Two methods to minimize this problem are:
- using “Frames” on your Website, with one frame containing only the navigation bars
- using “Server Side Includes” for the navigation elements
With either of these techniques you can make changes to just one file and have the changes reflected across all sections of your site.
Don’t just deliver: Over-deliver
So your Website has all of these points covered. You have an excellent navigation system.
But it isn’t time to relax yet.
For any number of reasons, users may not be overjoyed with your navigation tools. So focus on delivering extra value to your users. Create an SNS – an acronym for the Supplementary Navigation System.
As the name might imply, the SNS includes other navigation tools like:
- Search Engines
- Table of Contents
- Site Map Indexes
Everyone has heard of the giant Search Engines like Google and Bing that list sites from all over the Web. It is also possible to have a Search Engine only for content on your site. A visitor can use that search engine to try and find material that s/he could not easily access using the navigation tools.
Table of Contents
By listing out all major segments of your site, a table of contents makes it much simpler for a visitor to drill down directly to a specific topic or category rapidly.
Site Map Indexes
A variation of the Table of Contents listing, a site map index is created by going down deep into the different forms of content on the site. The top 30 to 60 interest areas are then listed with links to the appropriate content.

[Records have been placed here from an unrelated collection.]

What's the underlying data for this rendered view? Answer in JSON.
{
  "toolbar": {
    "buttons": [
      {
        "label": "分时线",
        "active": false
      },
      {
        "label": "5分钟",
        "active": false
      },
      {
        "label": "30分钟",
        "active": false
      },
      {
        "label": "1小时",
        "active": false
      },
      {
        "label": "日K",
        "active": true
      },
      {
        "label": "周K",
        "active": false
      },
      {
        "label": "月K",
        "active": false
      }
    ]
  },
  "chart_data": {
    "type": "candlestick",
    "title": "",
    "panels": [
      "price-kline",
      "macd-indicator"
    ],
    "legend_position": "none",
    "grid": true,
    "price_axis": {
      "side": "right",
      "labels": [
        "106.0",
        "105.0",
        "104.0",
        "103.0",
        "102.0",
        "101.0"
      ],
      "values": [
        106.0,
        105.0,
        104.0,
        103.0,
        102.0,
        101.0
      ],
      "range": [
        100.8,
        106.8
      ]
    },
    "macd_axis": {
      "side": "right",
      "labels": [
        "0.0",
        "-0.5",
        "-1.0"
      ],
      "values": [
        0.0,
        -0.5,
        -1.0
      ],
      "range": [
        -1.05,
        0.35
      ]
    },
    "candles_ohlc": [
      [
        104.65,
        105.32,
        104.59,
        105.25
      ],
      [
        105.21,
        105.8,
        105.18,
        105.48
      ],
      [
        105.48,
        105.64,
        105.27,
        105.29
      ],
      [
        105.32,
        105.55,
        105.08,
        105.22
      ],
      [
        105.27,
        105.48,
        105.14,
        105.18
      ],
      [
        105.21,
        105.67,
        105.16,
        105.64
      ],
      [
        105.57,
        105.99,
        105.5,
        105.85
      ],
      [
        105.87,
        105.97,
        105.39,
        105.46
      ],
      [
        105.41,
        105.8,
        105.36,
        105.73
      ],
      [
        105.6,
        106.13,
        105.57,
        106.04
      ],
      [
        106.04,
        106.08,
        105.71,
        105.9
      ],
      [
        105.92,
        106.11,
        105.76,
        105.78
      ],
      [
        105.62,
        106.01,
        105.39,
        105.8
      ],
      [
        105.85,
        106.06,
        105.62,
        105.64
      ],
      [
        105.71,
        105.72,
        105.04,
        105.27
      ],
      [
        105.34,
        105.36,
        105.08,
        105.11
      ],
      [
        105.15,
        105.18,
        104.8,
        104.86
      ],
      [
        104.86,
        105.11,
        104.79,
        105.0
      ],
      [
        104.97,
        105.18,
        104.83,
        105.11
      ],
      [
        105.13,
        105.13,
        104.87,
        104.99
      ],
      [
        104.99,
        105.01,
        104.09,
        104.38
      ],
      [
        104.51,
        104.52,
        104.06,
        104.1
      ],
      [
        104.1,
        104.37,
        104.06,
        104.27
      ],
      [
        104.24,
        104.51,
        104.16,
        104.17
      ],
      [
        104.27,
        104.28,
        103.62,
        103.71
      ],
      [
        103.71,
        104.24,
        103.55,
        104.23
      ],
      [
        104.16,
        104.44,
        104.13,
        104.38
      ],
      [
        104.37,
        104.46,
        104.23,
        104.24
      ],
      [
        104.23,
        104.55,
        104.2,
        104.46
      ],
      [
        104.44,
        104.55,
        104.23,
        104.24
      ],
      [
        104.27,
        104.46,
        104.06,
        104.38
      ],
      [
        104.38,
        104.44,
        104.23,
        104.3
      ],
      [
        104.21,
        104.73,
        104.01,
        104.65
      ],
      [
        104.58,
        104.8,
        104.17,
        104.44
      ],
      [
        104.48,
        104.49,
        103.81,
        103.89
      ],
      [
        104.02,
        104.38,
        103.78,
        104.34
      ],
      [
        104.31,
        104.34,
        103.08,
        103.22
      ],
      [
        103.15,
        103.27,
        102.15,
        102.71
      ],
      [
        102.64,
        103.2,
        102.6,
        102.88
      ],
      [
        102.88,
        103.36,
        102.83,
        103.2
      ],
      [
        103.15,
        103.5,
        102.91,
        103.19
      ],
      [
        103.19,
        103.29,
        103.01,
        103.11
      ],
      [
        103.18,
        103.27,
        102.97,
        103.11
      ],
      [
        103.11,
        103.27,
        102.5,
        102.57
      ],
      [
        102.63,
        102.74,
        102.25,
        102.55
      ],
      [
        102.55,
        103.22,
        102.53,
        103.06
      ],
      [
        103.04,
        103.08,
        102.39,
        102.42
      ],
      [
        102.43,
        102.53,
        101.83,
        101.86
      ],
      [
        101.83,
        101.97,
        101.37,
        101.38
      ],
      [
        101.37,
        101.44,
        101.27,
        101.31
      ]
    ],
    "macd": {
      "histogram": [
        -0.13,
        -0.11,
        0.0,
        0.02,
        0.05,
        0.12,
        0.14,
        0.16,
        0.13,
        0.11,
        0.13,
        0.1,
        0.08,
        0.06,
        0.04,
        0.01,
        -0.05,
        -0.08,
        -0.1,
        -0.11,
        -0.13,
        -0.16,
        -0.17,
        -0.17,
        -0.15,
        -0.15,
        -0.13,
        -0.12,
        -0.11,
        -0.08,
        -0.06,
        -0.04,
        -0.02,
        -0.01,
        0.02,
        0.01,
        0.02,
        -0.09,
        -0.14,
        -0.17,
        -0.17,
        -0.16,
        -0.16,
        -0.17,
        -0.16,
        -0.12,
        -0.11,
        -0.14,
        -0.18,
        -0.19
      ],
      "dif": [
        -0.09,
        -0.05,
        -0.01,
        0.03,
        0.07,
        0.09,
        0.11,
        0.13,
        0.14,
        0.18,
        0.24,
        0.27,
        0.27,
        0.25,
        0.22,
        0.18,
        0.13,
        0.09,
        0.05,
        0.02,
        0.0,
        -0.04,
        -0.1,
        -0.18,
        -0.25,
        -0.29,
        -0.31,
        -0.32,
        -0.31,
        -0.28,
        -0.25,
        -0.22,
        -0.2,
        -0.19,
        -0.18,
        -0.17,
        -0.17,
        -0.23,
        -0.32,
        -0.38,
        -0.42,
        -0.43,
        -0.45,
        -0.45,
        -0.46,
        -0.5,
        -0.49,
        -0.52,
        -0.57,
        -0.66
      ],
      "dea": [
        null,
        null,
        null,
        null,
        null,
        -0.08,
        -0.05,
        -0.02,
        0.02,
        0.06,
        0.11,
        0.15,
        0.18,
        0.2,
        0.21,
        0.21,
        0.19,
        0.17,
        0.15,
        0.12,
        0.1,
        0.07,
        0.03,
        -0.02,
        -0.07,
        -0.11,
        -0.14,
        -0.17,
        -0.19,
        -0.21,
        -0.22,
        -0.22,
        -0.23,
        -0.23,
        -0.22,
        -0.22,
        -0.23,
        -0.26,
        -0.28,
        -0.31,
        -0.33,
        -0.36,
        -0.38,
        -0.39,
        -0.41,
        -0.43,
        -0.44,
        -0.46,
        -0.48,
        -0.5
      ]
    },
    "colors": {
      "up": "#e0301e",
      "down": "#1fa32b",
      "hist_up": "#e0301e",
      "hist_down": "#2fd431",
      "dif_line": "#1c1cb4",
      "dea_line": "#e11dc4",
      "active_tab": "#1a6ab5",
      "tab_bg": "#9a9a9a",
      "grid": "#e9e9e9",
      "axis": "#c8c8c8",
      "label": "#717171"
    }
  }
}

Test Your Navigation System
Never assume that your navigation system is perfect. While it may appear intuitive and clear to you, it may still leave a site visitor totally fogged.
Put it to the test.
How extensively you test will depend upon your site’s size and extent.
If you run a small hobby-site, getting a few friends and family members to help test it might be enough. For the larger professional sites, pilot project testing is a serious undertaking.
It is best to actually watch your trial users as they navigate around your site.
- See how they react to your site’s layout.
- Do they identify the navigation aids easily?
- Do they know what to do to get around the site?
- Give them a target – say, to get to a particular page or article. Then see how quickly and easily they can get there.
Take notes. Ask for feedback. Act on suggestions to improve your navigation aids. Tweak, test, re-tweak and re-test.
Until finally your site is a joy to get around!